Many academic and commercial projects have generated combinatorial libraries of small molecules, nucleic acids, or proteins. Screening through these libraries will result in the identification of novel compounds of interest to basic science and medicine. However, automated high-throughput methods currently exist only for very simple systems (e.g., in vitro assays or single cells). Thus, the current state of the art makes it difficult or impossible to conduct high-throughput screens in complex organisms or to conduct screens to identify and/or characterize compounds which affect higher-order behavioral, morphological, or anatomical characteristics in complex organisms.
The current state of the art regarding screening assays in complex organisms is also limited in other respects. Even assays of single candidate compounds or of a small number of candidate compounds can be difficult when conducted in complex organisms. Specifically, assays based on making multiple observations of a complex organism over time are prone to experimenter bias, error, and fatigue. This problem is exacerbated when attempts to scale-up such a screen are made.
The limitations of the current state of the art are perhaps most acutely, although certainly not exclusively, experienced when the observational endpoint of the screening assay is a metric such as learning or memory. Such cases represent perhaps the most complex of animal behavior. Furthermore, assays that chart changes in learning or memory typically require the gathering and analysis of data points over time, thus exacerbating the potential that experimenter bias, error, or fatigue will influence the results.
An important aspect of biology is the discovery of novel genes, proteins, or chemical reagents that have interesting, useful, and/or enlightening effects upon living systems.
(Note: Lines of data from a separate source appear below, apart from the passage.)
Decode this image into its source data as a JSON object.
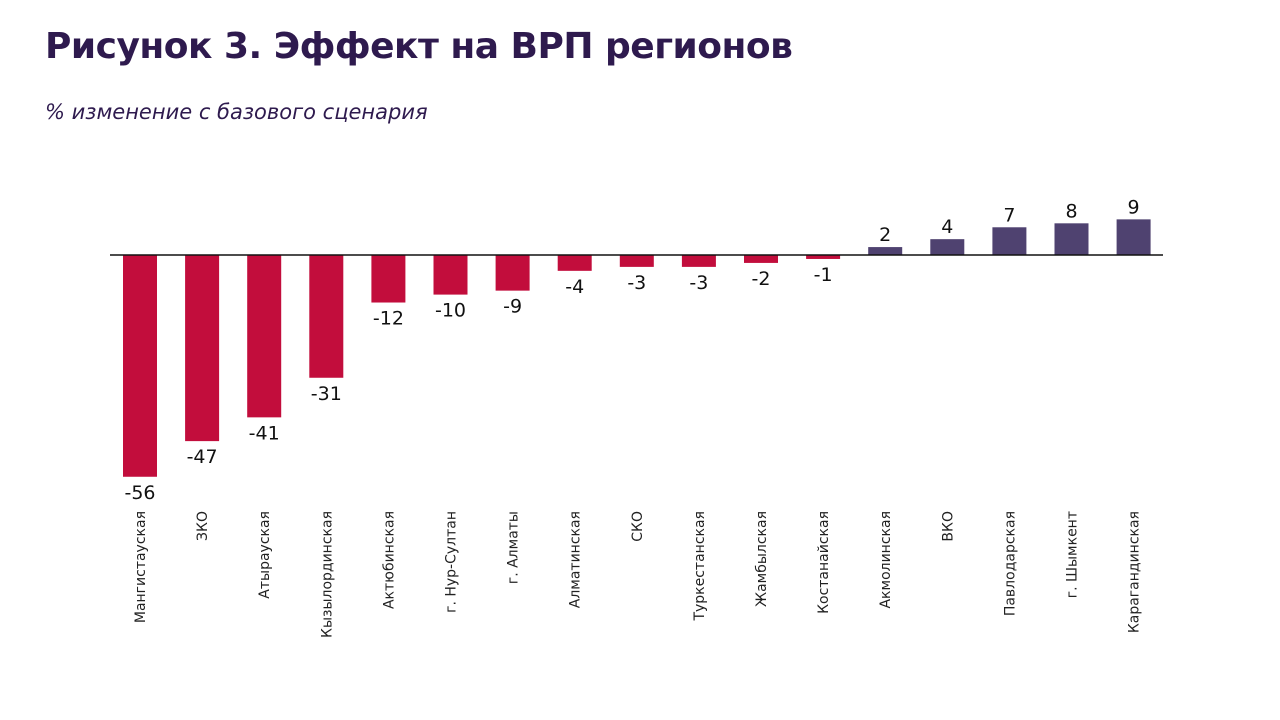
{
  "header": {
    "title": "Рисунок 3. Эффект на ВРП регионов",
    "subtitle": "% изменение с базового сценария"
  },
  "colors": {
    "negative": "#C20D3C",
    "positive": "#4F4270",
    "title": "#2E1A4E",
    "axis": "#111111"
  },
  "chart_data": {
    "type": "bar",
    "title": "Рисунок 3. Эффект на ВРП регионов",
    "subtitle": "% изменение с базового сценария",
    "xlabel": "",
    "ylabel": "% изменение с базового сценария",
    "categories": [
      "Мангистауская",
      "ЗКО",
      "Атырауская",
      "Кызылординская",
      "Актюбинская",
      "г. Нур-Султан",
      "г. Алматы",
      "Алматинская",
      "СКО",
      "Туркестанская",
      "Жамбылская",
      "Костанайская",
      "Акмолинская",
      "ВКО",
      "Павлодарская",
      "г. Шымкент",
      "Карагандинская"
    ],
    "values": [
      -56,
      -47,
      -41,
      -31,
      -12,
      -10,
      -9,
      -4,
      -3,
      -3,
      -2,
      -1,
      2,
      4,
      7,
      8,
      9
    ],
    "data_labels": [
      "-56",
      "-47",
      "-41",
      "-31",
      "-12",
      "-10",
      "-9",
      "-4",
      "-3",
      "-3",
      "-2",
      "-1",
      "2",
      "4",
      "7",
      "8",
      "9"
    ],
    "ylim": [
      -56,
      9
    ],
    "grid": false,
    "legend": "none",
    "x_tick_rotation": "vertical"
  }
}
We appear to be leaving the classical era where these were mainly discovered fortuitously (e.g., most antibiotics and neurotoxins), but are still fairly far from the generalized ability of rational design of drugs or proteins, linking structure to desired function at will (Debouck and Metcalf (2000) Annul Rev Pharmacol Toxicol 40: 193-207; Farber (1999) Pharmacol Ther 84: 327-332). Thus, current efforts are focused on screening approaches: locating interesting reagents by large-scale high-throughput examination of candidate molecules present, for example, in a combinatorial library (Bensing et al. (2001) Infect Immun 69: 1373-1380; Cheung et al. (2002) Nature Cell Biol 4: 83-88; Goodnow (2001) J Cell Biochem Supp 37: 13-21; Katayama et al., 2001; Koide et al. (2001) J Am Chem Soc 123: 398-408; MacNeil et al. (2001) J Mol Microbiol Biotechnol 3: 301-308; Nuttall (2001) Cells Tissues Organs 169: 265-271). A number of academic and commercial pharmaceutical projects have generated large genetic, proteomic, or small-molecule (drug) libraries that must be screened to identify compounds of interest to both biomedicine and basic biology (Stephen et al. (2002) Biochem Biophys Res Comm 296: 1228-1237), or proteins which alter specific patterning events in developing embryos (Caveman (2000) J Cell Sci 113: 3543-3544; Colaiacovo et al. (2002) Genetics 162: 113-128; Cram et al. (2003) J Cell Sci 116: 3871-3878; Gonczy et al. (2000) Nature 408: 331-336; Lee et al. (2003) Nucleic Acid Research 31: 7165-7174; Thatcher et al. (2001) Develop Biol 229: 480-493; Tseng and Hariharan (2002) Genetics 162: 229-243; Vastenhouw et al. (2003) Current Biol 13: 1311-1316).
There is an endless list of potential targets for which screening of libraries would result in medically-valuable reagents, or perturbation of biological processes which then lead to increased basic understanding of endogenous control mechanisms. Generating the libraries is often easy; the crucial and usually most difficult aspect is the choice of screening methods, apparatuses, and systems. This requires a tractable yet relevant model system, a degree of automation (to ensure temporal and financial feasibility), and a test which gives useful answers for each candidate. Some screens have been successfully conducted using cell culture or unicellular organisms (e.g. bacteria or yeast) (Chen and Zhao (2003) Gene 306: 127-134). Large-scale screens in model systems such as mice are not feasible due to cost constraints and the resulting low sample size.
The foregoing illustrate examples of some of the limitations of the prior art. The present invention addresses these and other limitations, and provides apparatuses, systems, and methods for conducting assays in animals.